Unfortunately for the tournament and the home country, Barty was only there to participate in a light-hearted hit for kids’ day having tucked her third grand slam trophy under her arm 12 months ago and headed off into retirement at the age of 25.
Barty recently announced she is expecting her first child and, while she has plenty of time ahead of her, there is no indication she might change her mind.
— #AusOpen (@AustralianOpen) January 14, 2023
Barty’s absence will be keenly felt along with that of Serena Williams, a more expected retiree, and two-time former champion Naomi Osaka, who is also pregnant, leaving the women’s draw short on star power.

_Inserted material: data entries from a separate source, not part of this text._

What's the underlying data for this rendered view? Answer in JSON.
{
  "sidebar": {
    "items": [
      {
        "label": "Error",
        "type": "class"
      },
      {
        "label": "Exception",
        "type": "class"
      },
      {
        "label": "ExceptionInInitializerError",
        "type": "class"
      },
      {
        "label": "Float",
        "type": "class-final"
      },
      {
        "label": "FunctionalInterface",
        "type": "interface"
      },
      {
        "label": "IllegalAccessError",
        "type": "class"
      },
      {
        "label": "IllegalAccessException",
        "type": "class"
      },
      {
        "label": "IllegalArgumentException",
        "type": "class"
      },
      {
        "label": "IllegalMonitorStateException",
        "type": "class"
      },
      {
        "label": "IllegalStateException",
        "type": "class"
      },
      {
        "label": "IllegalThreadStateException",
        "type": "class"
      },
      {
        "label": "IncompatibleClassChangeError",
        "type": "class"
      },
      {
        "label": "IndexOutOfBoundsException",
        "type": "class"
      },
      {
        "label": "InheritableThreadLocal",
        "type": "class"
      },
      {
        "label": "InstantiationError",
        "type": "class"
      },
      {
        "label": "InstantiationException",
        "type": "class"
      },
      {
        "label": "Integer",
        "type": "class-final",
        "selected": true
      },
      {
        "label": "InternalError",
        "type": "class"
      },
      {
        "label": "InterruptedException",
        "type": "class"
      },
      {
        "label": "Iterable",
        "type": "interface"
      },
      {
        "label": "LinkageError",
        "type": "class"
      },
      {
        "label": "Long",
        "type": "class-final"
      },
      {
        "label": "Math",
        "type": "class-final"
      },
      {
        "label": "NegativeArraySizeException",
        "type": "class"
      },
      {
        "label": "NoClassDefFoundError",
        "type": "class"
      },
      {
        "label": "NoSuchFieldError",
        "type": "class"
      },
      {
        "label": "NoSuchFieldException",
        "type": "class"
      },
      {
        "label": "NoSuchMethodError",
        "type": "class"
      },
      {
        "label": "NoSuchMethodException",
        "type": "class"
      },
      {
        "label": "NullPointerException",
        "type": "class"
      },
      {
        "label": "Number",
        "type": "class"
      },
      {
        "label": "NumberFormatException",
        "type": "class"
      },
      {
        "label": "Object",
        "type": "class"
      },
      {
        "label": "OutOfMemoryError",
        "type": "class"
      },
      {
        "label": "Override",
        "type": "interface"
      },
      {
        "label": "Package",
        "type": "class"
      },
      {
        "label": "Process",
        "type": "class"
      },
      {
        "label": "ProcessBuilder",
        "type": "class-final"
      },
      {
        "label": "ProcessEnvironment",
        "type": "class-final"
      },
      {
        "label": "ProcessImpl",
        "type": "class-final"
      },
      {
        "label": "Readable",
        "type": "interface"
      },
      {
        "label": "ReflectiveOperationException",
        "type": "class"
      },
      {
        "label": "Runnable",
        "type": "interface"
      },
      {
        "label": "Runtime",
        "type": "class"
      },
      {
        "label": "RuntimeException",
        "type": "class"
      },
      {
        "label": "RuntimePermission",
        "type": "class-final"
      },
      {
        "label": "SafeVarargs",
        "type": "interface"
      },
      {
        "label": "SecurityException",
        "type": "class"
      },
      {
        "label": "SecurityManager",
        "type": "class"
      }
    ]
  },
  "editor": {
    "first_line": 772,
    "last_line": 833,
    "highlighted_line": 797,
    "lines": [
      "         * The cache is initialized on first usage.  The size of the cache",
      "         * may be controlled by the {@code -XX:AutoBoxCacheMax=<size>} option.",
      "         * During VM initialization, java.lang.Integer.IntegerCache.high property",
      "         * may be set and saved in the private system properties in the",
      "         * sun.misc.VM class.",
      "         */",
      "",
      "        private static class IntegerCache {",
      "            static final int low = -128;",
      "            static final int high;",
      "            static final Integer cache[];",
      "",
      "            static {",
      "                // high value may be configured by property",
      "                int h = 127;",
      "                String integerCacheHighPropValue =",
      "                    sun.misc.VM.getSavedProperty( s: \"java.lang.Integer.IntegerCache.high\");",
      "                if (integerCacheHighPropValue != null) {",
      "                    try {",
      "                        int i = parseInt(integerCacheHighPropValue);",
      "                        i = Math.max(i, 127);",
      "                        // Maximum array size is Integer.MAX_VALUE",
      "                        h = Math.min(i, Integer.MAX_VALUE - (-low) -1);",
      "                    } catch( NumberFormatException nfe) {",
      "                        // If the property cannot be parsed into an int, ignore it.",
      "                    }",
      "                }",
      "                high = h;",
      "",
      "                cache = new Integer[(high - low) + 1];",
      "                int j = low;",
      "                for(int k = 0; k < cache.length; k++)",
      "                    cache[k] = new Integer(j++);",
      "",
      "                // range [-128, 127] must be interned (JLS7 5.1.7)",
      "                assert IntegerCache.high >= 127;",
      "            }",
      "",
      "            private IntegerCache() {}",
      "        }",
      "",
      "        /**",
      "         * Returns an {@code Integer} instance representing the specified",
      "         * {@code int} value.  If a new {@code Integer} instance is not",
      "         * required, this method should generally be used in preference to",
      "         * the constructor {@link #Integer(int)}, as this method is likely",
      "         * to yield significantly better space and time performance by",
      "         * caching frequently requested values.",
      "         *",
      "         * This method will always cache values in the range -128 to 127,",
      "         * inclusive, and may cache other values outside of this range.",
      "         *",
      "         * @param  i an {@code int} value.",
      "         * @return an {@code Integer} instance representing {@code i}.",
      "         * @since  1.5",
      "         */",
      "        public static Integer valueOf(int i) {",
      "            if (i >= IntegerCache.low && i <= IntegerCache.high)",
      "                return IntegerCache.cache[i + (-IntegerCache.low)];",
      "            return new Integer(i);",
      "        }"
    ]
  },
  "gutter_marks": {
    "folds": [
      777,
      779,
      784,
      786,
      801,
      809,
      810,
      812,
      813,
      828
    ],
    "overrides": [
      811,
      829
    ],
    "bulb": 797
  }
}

Only two former champions are in the field – Victoria Azarenka and Sofia Kenin, who ironically meet in the first round – while, of the other nine slam winners, six have only won a single title.
Iga Swiatek pulled well ahead of the pack last year following Barty’s retirement, collecting her second and third slam trophies at the French Open and US Open, and she goes into this tournament as the clear favourite.
The 21-year-old had expected to have a lot more time on Barty’s heels and spoke of how much she was influenced by the Australian.
“For sure when she retired I felt like she still had the best tennis out there,” said Swiatek. “So I was pretty sad that I’m not going to be able to compete against her and maybe win.
“But, on the other hand, she gave me a lot in terms of my motivation and my willingness to practise even more and to have more variety on court. When I played against her, I felt like she just has all these different game styles.
“Even in her book she says she has five types of slice. I don’t know how that’s possible. I still haven’t figured out only one type.”
Winning her first grand slam title on hard courts in New York was a big moment for Swiatek, whose best surface by some distance is clay.
But the Pole, who reached the semi-finals in Melbourne last year, is certainly not untouchable and was in tears after a heavy loss to world number three Jessica Pegula at the United Cup last weekend.
“I think I’m always going to have this part of me that is a perfectionist,” said Swiatek. “When I’m not feeling comfortable on court, it’s kind of hard to not be harsh.
“On the other hand, the most important thing is to find this balance that, on court, for sure I want to get better and better, but, off the court, the things that happen in practice don’t have to influence my whole day and my whole mood. These are the things I’ve been working on. It’s for sure getting better.”
The second seed is popular Tunisian Ons Jabeur, who is looking to go one better after losing in the last two grand slam finals – to Elena Rybakina at Wimbledon and then Swiatek in New York.
“I will try to use that experience from last year because it was kind of tough,” she said. “My goal is to not lose any more finals, but just use that to be ready for the next one.
“The goal as second in the world is to be in the second week, to make finals. I like this kind of pressure. I’m going to put more pressure on myself because I feel like sometimes you just need that to be one of the top players.”
Among other likely contenders are Pegula, fourth seed Caroline Garcia, big-hitting Aryna Sabalenka, Olympic champion Belinda Bencic and teenager Coco Gauff.
Still only 18, the American had a strong 2022, reaching her first grand slam final at the French Open and establishing herself in the top 10.
Gauff, who could play Emma Raducanu in round two, wants to be challenging for the biggest titles now but is also well aware that time is very much on her side.
“It’s something that I’ve really thought about,” said Gauff, who began her season with a title in Auckland last weekend.
“As much as I would like to think this might be the best I’ll be, I don’t believe it because I feel like most of the tennis players, at least on tour now, are peaking in their career around 22 to 26.
“I’ve noticed from 15 when I started to now, I realise physically I’m at a much different level. I think I’m just continuing to get stronger. I know the best is yet to come for me.”